Her time in the Serbian capital moved her up to equal second on the European all-time list and just 0.04 shy of the world and European record of Russia’s Irina Privalova set in the altitude-friendly Spanish capital Madrid in 1993.
“To become the world champion, that sounds just so beautiful. At first sight, I was a bit disappointed with [getting drawn in] the lane eight because usually I like to run in the middle and to feel the other opponents. But I told to myself, ‘OK, it is how it is,’” reflected Kambunji.
“Then I just focused on myself and tried to do my best race and I think I did. The summer season will be exciting, and this result gives me a lot of self-confidence, that I can have a really good championships outdoors.
“I had a good indoor season, and I was able to build on it.
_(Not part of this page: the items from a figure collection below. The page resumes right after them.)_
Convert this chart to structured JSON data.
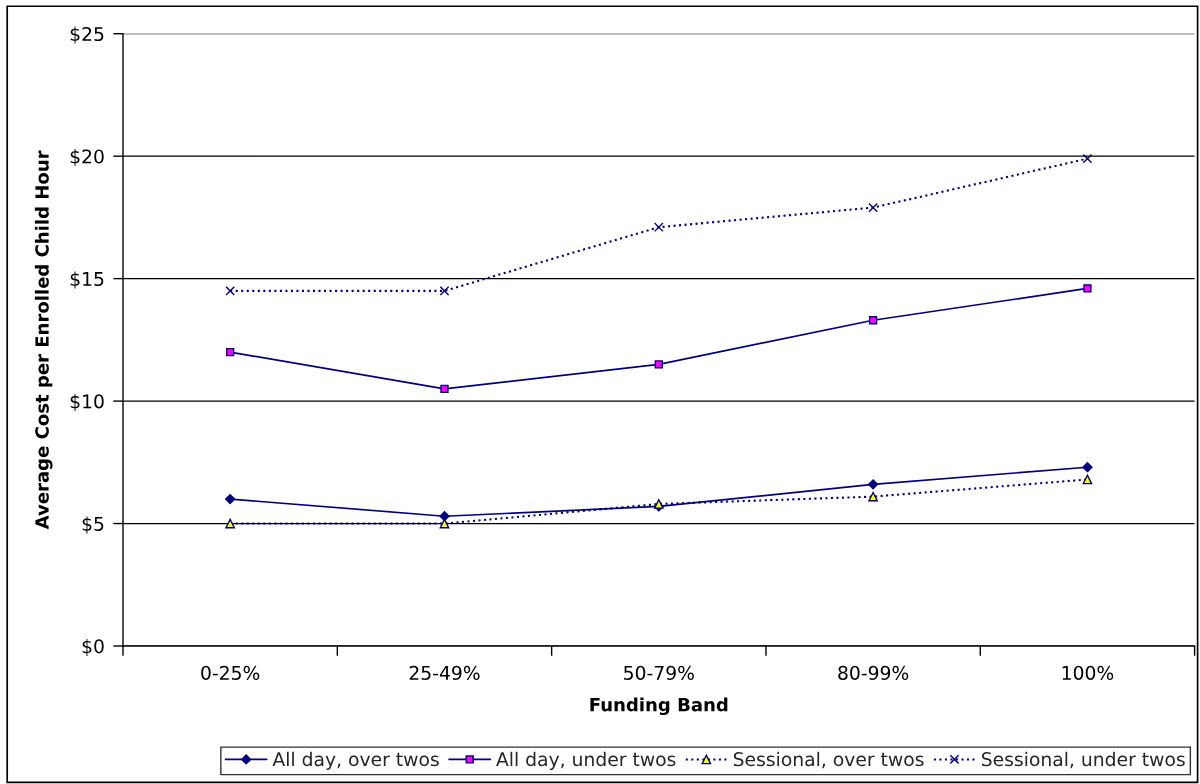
{
  "chart_data": {
    "type": "line",
    "xlabel": "Funding Band",
    "ylabel": "Average Cost per Enrolled Child Hour",
    "categories": [
      "0-25%",
      "25-49%",
      "50-79%",
      "80-99%",
      "100%"
    ],
    "series": [
      {
        "name": "All day, over twos",
        "color": "#000080",
        "colors": [
          "#000080",
          "#000080",
          "#000080",
          "#000080",
          "#000080"
        ],
        "marker": "diamond",
        "line_style": "solid",
        "values": [
          6.0,
          5.3,
          5.7,
          6.6,
          7.3
        ]
      },
      {
        "name": "All day, under twos",
        "color": "#000080",
        "colors": [
          "#ff00ff",
          "#ff00ff",
          "#ff00ff",
          "#ff00ff",
          "#ff00ff"
        ],
        "marker": "square",
        "line_style": "solid",
        "values": [
          12.0,
          10.5,
          11.5,
          13.3,
          14.6
        ]
      },
      {
        "name": "Sessional, over twos",
        "color": "#000080",
        "colors": [
          "#ffff00",
          "#ffff00",
          "#ffff00",
          "#ffff00",
          "#ffff00"
        ],
        "marker": "triangle",
        "line_style": "dotted",
        "values": [
          5.0,
          5.0,
          5.8,
          6.1,
          6.8
        ]
      },
      {
        "name": "Sessional, under twos",
        "color": "#000080",
        "colors": [
          "#000080",
          "#000080",
          "#000080",
          "#000080",
          "#000080"
        ],
        "marker": "cross",
        "line_style": "dotted",
        "values": [
          14.5,
          14.5,
          17.1,
          17.9,
          19.9
        ]
      }
    ],
    "ylim": [
      0,
      25
    ],
    "yticks": [
      {
        "value": 0,
        "label": "$0"
      },
      {
        "value": 5,
        "label": "$5"
      },
      {
        "value": 10,
        "label": "$10"
      },
      {
        "value": 15,
        "label": "$15"
      },
      {
        "value": 20,
        "label": "$20"
      },
      {
        "value": 25,
        "label": "$25"
      }
    ],
    "grid": "y",
    "legend": "bottom"
  }
}
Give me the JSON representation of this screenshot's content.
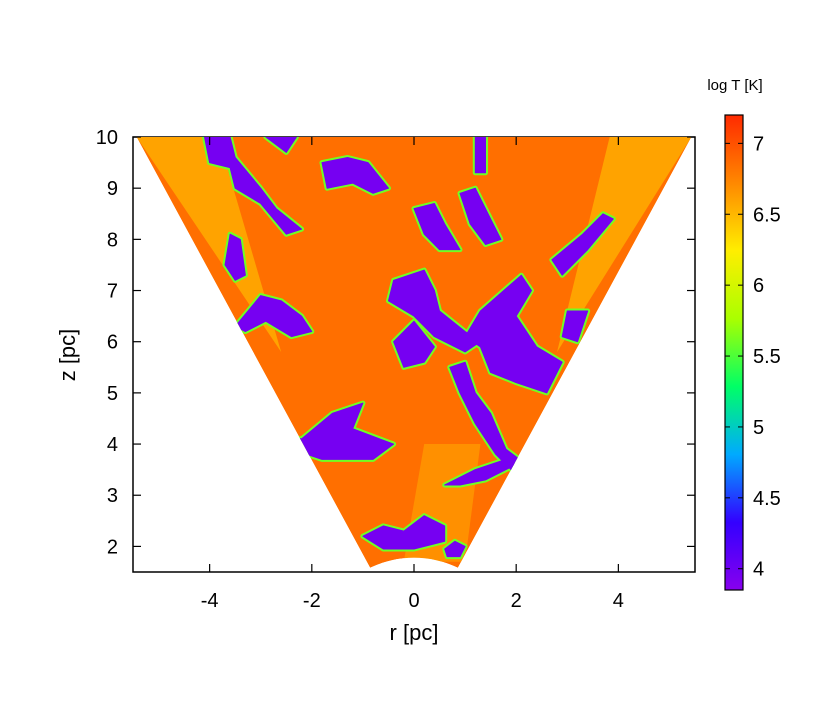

I was thinking that the gold medal was going to be sub-seven seconds, but I did not know what time I could run.
“I was ready for a PB but I did not expect it would be so fast. It was so crazy today,” added Kambundji.
Kambundji becomes just the third world indoor champion from Switzerland, after a hiatus of 29 years, following in the footsteps of 1991 shot put winner Werner Gunthor and 1993 3000m gold medallist Julia Baumann.
Poland’s 2019 European indoor champion Ewa Swoboda, the world-leader prior to arriving in the Serbian capital and the only woman under seven seconds before the first gun went on Friday with her national record of 6.99 at the Polish national championships two weeks ago, was just edged out of the medals after a surprisingly sluggish start, the worst of her three races in Belgrade.
She crossed the line in 7.04, and was given the same time as the USA’s bronze medallist Marybeth Sant-Price, but she arrived just 0.002 in arrears of the American and missed out on a medal by almost the smallest margin possible.
It was little consolation to Swoboda that she ran the fastest time in the history of the championships not to get a medal.
“The time was fast, it wasn’t that I crumbled under the pressure, but I stayed in blocks too long and then there was too much ground to make up when someone is on their way to winning in 6.96. Nevertheless, it gives me hope for the summer,” said a bitterly disappointed Swoboda.